第20話 丘に高い木のある公園

 あまり会話の無いまま、3人で歩いていると、ちょっとした公園を見つけた。その公園は、中心に小高い丘があり、背の高い木が1本立っている。

「あっ、あれ見てよ!」突然、理瑚が声を上げる。よく見ると、その背の高い木の下に人影が見える。

「行ってみようか?行くしか無いよね」

 私の言葉に、理瑚と委員長が頷く。

 丘の周りに遮蔽物は無く、とても見渡しが良い。当然向こうも気付いているだろう。私達は公園に侵入し、ゆっくりと丘に近づく。理瑚が先頭に立って盾を構えながら歩く。

 丘を登りだすと、徐々に木の下に立つ人物の輪郭がハッキリしてくる。

「あっ、あれは――!」

 クラスで成績トップの沢渡 美加さわたり みかだ。


「ストーップ!そこまで!ちょっと皆さん止まってー!」

 沢渡が丘の上から叫ぶ。現在、沢渡との距離は15メートルぐらい。

 いつもの様に髪をキッチリセンターで分けた沢渡は、見たことの無い制服に身を包み、薄っすらと笑みを浮かべている。

 それを見た委員長が声を上げる。

「沢渡さん、その制服って隣の県の進学校のものですね?どうしてそんなもの着ているんですか!」

「そこ?第一声で何を言うかと思えば……それは……この学校に入りたかったからよ」

 沢渡が渋々答える。

「入りたかったと言うことは、受験したけど不合格だったのですね」

「う、うるせー!言わすんじゃねぇ!誰が好き好んで、美樹丸女学園なんて、クソダセェとこに通うかってーの!」

 うわ、委員長そんなにハッキリと言わなくても。触れちゃいけないとこに触れたみたいだぞ。

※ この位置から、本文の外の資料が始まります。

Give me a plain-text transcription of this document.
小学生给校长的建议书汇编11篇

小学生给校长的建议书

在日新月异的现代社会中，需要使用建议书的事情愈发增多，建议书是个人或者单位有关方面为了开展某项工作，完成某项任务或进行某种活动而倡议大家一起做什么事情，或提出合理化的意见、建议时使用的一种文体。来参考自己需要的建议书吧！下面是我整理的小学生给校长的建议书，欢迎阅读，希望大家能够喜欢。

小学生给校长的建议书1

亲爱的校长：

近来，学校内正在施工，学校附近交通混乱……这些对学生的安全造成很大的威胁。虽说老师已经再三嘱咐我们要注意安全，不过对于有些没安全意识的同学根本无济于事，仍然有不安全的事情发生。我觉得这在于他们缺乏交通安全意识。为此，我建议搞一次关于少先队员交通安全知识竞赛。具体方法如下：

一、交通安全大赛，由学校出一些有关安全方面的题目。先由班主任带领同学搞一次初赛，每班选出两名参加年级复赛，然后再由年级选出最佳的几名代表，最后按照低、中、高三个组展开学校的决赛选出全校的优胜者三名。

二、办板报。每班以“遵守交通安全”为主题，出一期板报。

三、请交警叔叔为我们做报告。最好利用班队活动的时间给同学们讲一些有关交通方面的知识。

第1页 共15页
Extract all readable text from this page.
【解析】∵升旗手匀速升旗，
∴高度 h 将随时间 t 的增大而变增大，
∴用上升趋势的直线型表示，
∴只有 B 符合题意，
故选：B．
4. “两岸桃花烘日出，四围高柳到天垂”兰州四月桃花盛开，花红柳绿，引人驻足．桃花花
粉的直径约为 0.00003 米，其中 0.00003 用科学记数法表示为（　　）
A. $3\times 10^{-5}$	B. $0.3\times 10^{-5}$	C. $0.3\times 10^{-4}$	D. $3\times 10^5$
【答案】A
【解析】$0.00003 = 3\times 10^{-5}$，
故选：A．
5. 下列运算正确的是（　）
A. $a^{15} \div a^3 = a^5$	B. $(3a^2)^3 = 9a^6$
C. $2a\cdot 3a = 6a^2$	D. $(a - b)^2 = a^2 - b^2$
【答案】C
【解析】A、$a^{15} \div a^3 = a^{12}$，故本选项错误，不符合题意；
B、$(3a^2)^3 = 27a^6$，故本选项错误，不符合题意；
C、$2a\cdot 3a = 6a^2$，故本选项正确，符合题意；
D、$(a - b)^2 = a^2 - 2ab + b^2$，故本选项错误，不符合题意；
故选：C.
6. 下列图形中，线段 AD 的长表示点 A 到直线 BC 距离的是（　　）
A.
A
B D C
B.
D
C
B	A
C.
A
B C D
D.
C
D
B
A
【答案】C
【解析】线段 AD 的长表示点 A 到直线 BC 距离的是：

「ダサくなんてありませんよ。我が美樹丸女学園は……」

 委員長の言葉を遮って沢渡が叫ぶ。

「あー、そんな事はもうどうでもイイ!私はここで無敵の能力を手に入れたんだからね!」


 無敵の能力!それを聞いて理瑚が盾を身構える。

「昨日は轟 知里とどろき ちさとを葬ったからね、もう実戦済みってわけ」

「エッ!?あの英語が得意の轟やったのあなたなの?」

 理瑚が声を上げる。

「そうよ、あの忌々しい奴!英語のテストでは一度も勝てなかったわ。でも、これで私が1位ね。あとは委員長、丁度あんたが来てくれるなんてね!あんたがいなくなれば私を脅かす人は、もういないわ」

 沢渡は総合成績ではトップだが、英語は英語研究会に所属している轟知里がトップで、歴史と現国あたりは委員長がトップだった気がした。2人がいなくなればテストでは敵無しと言うことか。


 沢渡に委員長が話しかける。

「悲しいですね、私はクラスで真面目に授業を受けている数少ない生徒の1人として親しみがあったし、その成果としていつもテストで高得点を取る沢渡さんを尊敬してたんですよ。それをこんな方法で首位を守ろうなんて」

「うるせー!私は委員長みたいに勉強が好きなわけじゃないんだ!ママに怒られるから仕方無くやってんだよ!ただでさえ隣の進学校に落ちて肩身が狭いんだ、こんな高校で、2位以下じゃ価値がないんだよ!」

 彼女も彼女なりに苦しんでいるようだが、同情してる場合じゃない。轟を葬ったという無敵の能力とは一体何なのだろうか?頭を使った攻撃とかされたら、私じゃ太刀打ち出来ないかもしれない。


 足を震わせながらも理瑚が声を上げる。

「テストが何点とか、どうでもいいわー!ここは夢の世界、勉強なんて役にたたないんだよ!そんなに能力に自信があるなら、どんな能力か言ってみろってーの!」

 能力を知っているのと知らないのでは大違いだ。少しでも、挑発に乗ってくれれば。

 そんな理瑚の言葉に沢渡が反応する。

「フンッ、低俗な漫画なんか読んでる腐れ脳味噌が!いいでしょう、私が能力を発動すれば防ぎようが無いからね、死ぬ前に教えてあげるわ」

 防ぎようが無い?そんな凄い能力を発現出来るのだろうか?自信満々の沢渡の言動に、理瑚は心が折れたのか、立っていられなくなりヘナヘナと膝をつく。

「まだだよ理瑚!まだ何も始まってないよ!」

「そ、そうだね」

 理瑚は立ち上がり、足を踏ん張る。